Degli Strigiformi, nonostante l’enorme mole di studi condotti, ci sono sicuramente moltissime cose da scoprire; sappiamo molto della loro dieta e di molti aspetti della loro biologia riproduttiva, ma rimane ancora molto da capire su come comunichino tra loro e rimane tanto da fare per quanto riguarda delle azioni attive di conservazione. Spesso infatti gli studi si sono ‘fermati’ a carpire aspetti sconosciuti di questi animali e a trasformarli in contributi scientifici (=pubblicazioni), ma poi non sono seguite concrete azioni di tutela.

Dell’assiolo colpisce il fischio, il ‘chiù chiù’. Che senso ha questo fischio continuo, perché viene emesso? E come mai, in estate, ci troviamo l’assiolo sul pino di fronte a casa, anche in contesti molto urbanizzati come (nel caso mio) Riccione?

L’Assiolo è un piccolo rapace notturno che ha abitudini spiccatamente migratrici, e questo aspetto lo distingue dagli altri rapaci notturni che in genere sono sedentari. L’Assiolo invece se ne va ogni anno in Africa per poi ritornare da noi nel mese di aprile. Appena arrivano, i maschi cominciano a cantare in maniera incessante con il loro tipico verso, allo scopo di prendere possesso del territorio e soprattutto di comunicare questo possesso agli altri maschi, con cui litigano violentemente in caso di intrusioni, e alle femmine, con cui cercano di legarsi per la stagione riproduttiva. Trovata una cavità adatta, in un muro, in un campanile, in un albero o in una cassetta nido, la femmina depone e cova le uova, nutrita dal maschio.

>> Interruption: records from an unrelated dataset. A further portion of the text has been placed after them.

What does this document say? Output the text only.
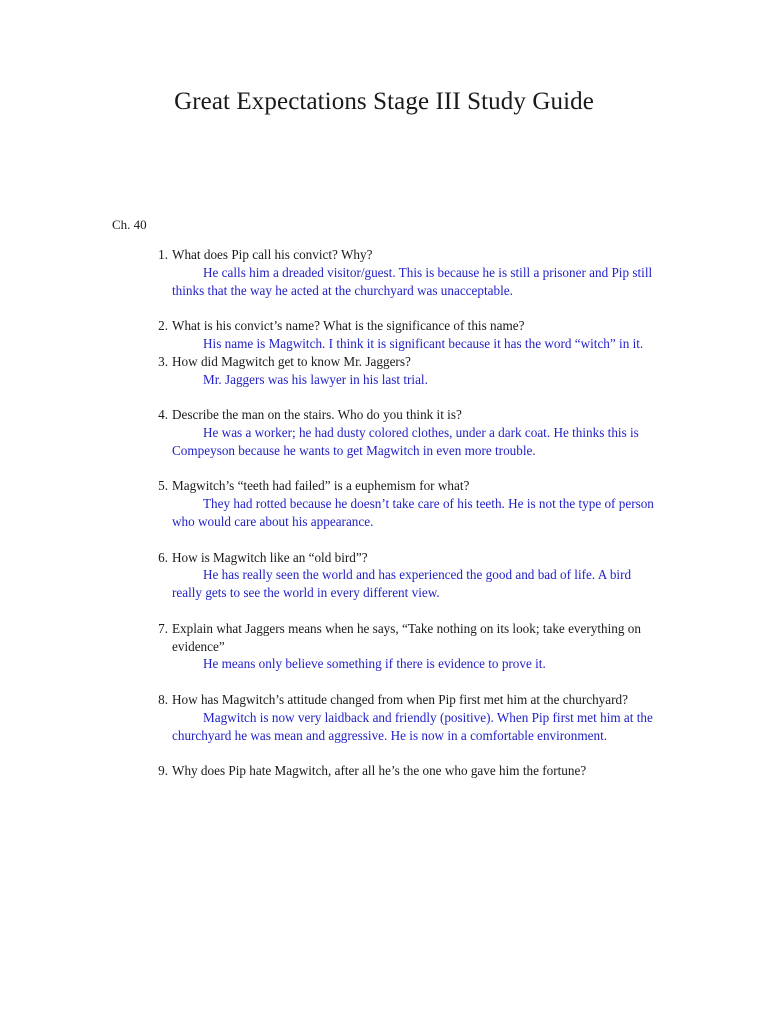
Great Expectations Stage III Study Guide
Ch. 40
1. What does Pip call his convict? Why?
He calls him a dreaded visitor/guest. This is because he is still a prisoner and Pip still thinks that the way he acted at the churchyard was unacceptable.
2. What is his convict’s name? What is the significance of this name?
His name is Magwitch. I think it is significant because it has the word “witch” in it.
3. How did Magwitch get to know Mr. Jaggers?
Mr. Jaggers was his lawyer in his last trial.
4. Describe the man on the stairs. Who do you think it is?
He was a worker; he had dusty colored clothes, under a dark coat. He thinks this is Compeyson because he wants to get Magwitch in even more trouble.
5. Magwitch’s “teeth had failed” is a euphemism for what?
They had rotted because he doesn’t take care of his teeth. He is not the type of person who would care about his appearance.
6. How is Magwitch like an “old bird”?
He has really seen the world and has experienced the good and bad of life. A bird really gets to see the world in every different view.
7. Explain what Jaggers means when he says, “Take nothing on its look; take everything on evidence”
He means only believe something if there is evidence to prove it.
8. How has Magwitch’s attitude changed from when Pip first met him at the churchyard?
Magwitch is now very laidback and friendly (positive). When Pip first met him at the churchyard he was mean and aggressive. He is now in a comfortable environment.
9. Why does Pip hate Magwitch, after all he’s the one who gave him the fortune?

La specie è spiccatamente insettivora e in genere, almeno nei contesti territoriali dove è stata più studiata, si nutre essenzialmente di ortotteri e lepidotteri. In altre parole, cavallette e farfalle notturne. Questi insetti vengono limitati in tutti i modi dall’uomo nelle colture, attraverso l’uso di pesticidi, e questo ha creato un vistoso decremento delle popolazioni di assiolo in tutti i paesi europei. In molti casi le città, in particolar modo dove ci siano parchi urbani, hanno rappresentato delle aree di rifugio per l’assiolo che qui può trovare cavità adatte alla nidificazione, disponibilità di prede (anche formiche, forficule e altri insetti ‘urbani’) e posatoi di canto (i pini e altre specie arboree).